1-methyl-3-isobutylxanthine acrosome reaction calcium chaperonin 60 endometrium fallopian tubes female heat-shock proteins humans immunohistochemistry male molecular chaperones phosphotyrosine progesterone recombinant proteins sperm motility spermatozoa thapsigargin
Within the female genital tract, spermatozoa undergo a series of membranous and intracellular transformations to become competent at fertilizing the oocyte.
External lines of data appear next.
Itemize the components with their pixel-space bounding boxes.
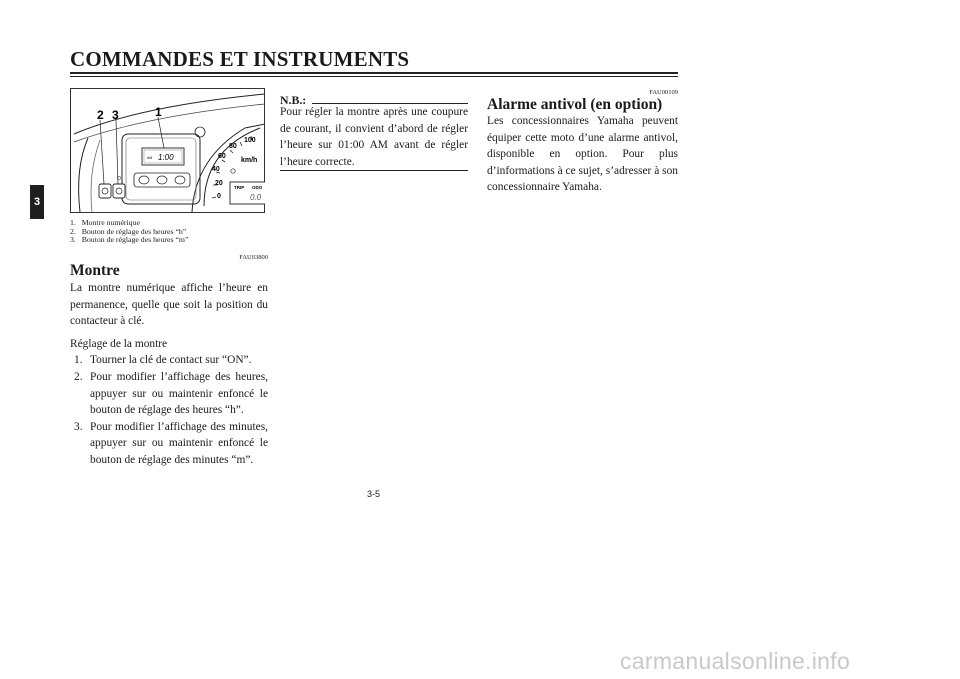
step-text: Pour modifier l’affichage des minutes, appuyer sur ou maintenir enfoncé le bouton de réglage des minutes “m”. — [90, 420, 268, 466]
alarm-text: Les concessionnaires Yamaha peuvent équiper cette moto d’une alarme antivol, disponible en option. Pour plus d’informations à ce sujet, s’adresser à son concessionnaire Yamaha. — [487, 115, 678, 194]
instrument-cluster-illustration — [70, 88, 265, 213]
odo-label: ODO — [252, 185, 263, 190]
montre-intro: La montre numérique affiche l’heure en permanence, quelle que soit la position du contacteur à clé. — [70, 282, 268, 328]
montre-step — [70, 369, 268, 419]
trip-label: TRIP — [234, 185, 245, 190]
step-text: Pour modifier l’affichage des heures, appuyer sur ou maintenir enfoncé le bouton de réglage des heures “h”. — [90, 370, 268, 417]
note-bottom-rule — [280, 170, 468, 171]
caption-3: 3. Bouton de réglage des heures “m” — [70, 235, 189, 245]
step-number: 2. — [74, 370, 83, 383]
figure-captions — [70, 219, 270, 245]
montre-title: Montre — [70, 262, 120, 279]
speed-tick-100: 100 — [244, 137, 256, 144]
hour-button-illustration — [99, 184, 111, 198]
speed-tick-80: 80 — [229, 143, 237, 150]
callout-2: 2 — [97, 108, 104, 122]
callout-3: 3 — [112, 108, 119, 122]
callout-1: 1 — [155, 105, 162, 119]
caption-2: 2. Bouton de réglage des heures “h” — [70, 226, 187, 236]
note-label: N.B.: — [280, 93, 307, 107]
header-rule-thick — [70, 72, 678, 74]
header-rule-thin — [70, 76, 678, 77]
page-header-title: COMMANDES ET INSTRUMENTS — [70, 47, 410, 71]
alarm-ref-code: FAU00109 — [649, 89, 678, 96]
odo-value: 0.0 — [250, 193, 262, 202]
montre-body — [70, 280, 268, 469]
chapter-tab — [30, 185, 44, 219]
step-number: 3. — [74, 420, 83, 433]
note-text: Pour régler la montre après une coupure de courant, il convient d’abord de régler l’heure sur 01:00 AM avant de régler l’heure correcte. — [280, 106, 468, 168]
montre-step — [70, 419, 268, 469]
step-text: Tourner la clé de contact sur “ON”. — [90, 354, 252, 367]
speed-tick-40: 40 — [212, 166, 220, 173]
speed-unit: km/h — [241, 157, 258, 164]
clock-indicator: AM — [147, 156, 153, 160]
watermark-text: carmanualsonline.info — [620, 648, 851, 674]
speed-tick-60: 60 — [218, 153, 226, 160]
chapter-tab-label: 3 — [33, 196, 41, 208]
step-number: 1. — [74, 354, 83, 367]
page-number: 3-5 — [367, 489, 381, 499]
clock-display-value: 1:00 — [158, 153, 174, 162]
alarm-title: Alarme antivol (en option) — [487, 96, 663, 113]
caption-1: 1. Montre numérique — [70, 218, 140, 227]
minute-button-illustration — [113, 184, 125, 198]
montre-ref-code: FAU03800 — [239, 254, 268, 261]
speed-tick-0: 0 — [217, 193, 221, 200]
montre-subheading: Réglage de la montre — [70, 337, 168, 350]
speed-tick-20: 20 — [215, 180, 223, 187]
montre-step — [70, 352, 268, 369]
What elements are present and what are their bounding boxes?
In the bovine, previous studies have shown that two oviductal proteins, heat shock protein 60 (Hsp60) and glucose regulated protein 78 (Grp78), bind to spermatozoa and may be involved in this acquisition of fertilizing competence.Immunohistochemical studies were performed on human endometrial and oviduct tissues to localize these two chaperones in the female genital tract. Human spermatozoa were incubated under capacitating conditions in the presence or absence of recombinant Hsp60 or Grp78. Following a 4-h incubation, the effects of these proteins were evaluated on sperm acrosomal integrity, motility, protein phosphotyrosine content and free intracellular calcium concentrations.Both chaperones were present in the uterus and oviduct epithelial cells and were shown to bind to human spermatozoa. Incubation with either exogenous Hsp60 or Grp78 did not affect sperm viability, motility or acrosomal integrity. Hsp60 partially prevented the increase in p81 phosphotyrosine content induced by the phosphodiesterase inhibitor 3-isobutyl-1-methylxanthine and both chaperones significantly increased the sperm intracellular calcium concentration. Moreover, the progesterone-induced increase in intracellular calcium was higher when sperm were pre-treated with either Hsp60 or Grp78.Our study suggests that these two proteins may affect human sperm intracellular signalling pathways and capacitation.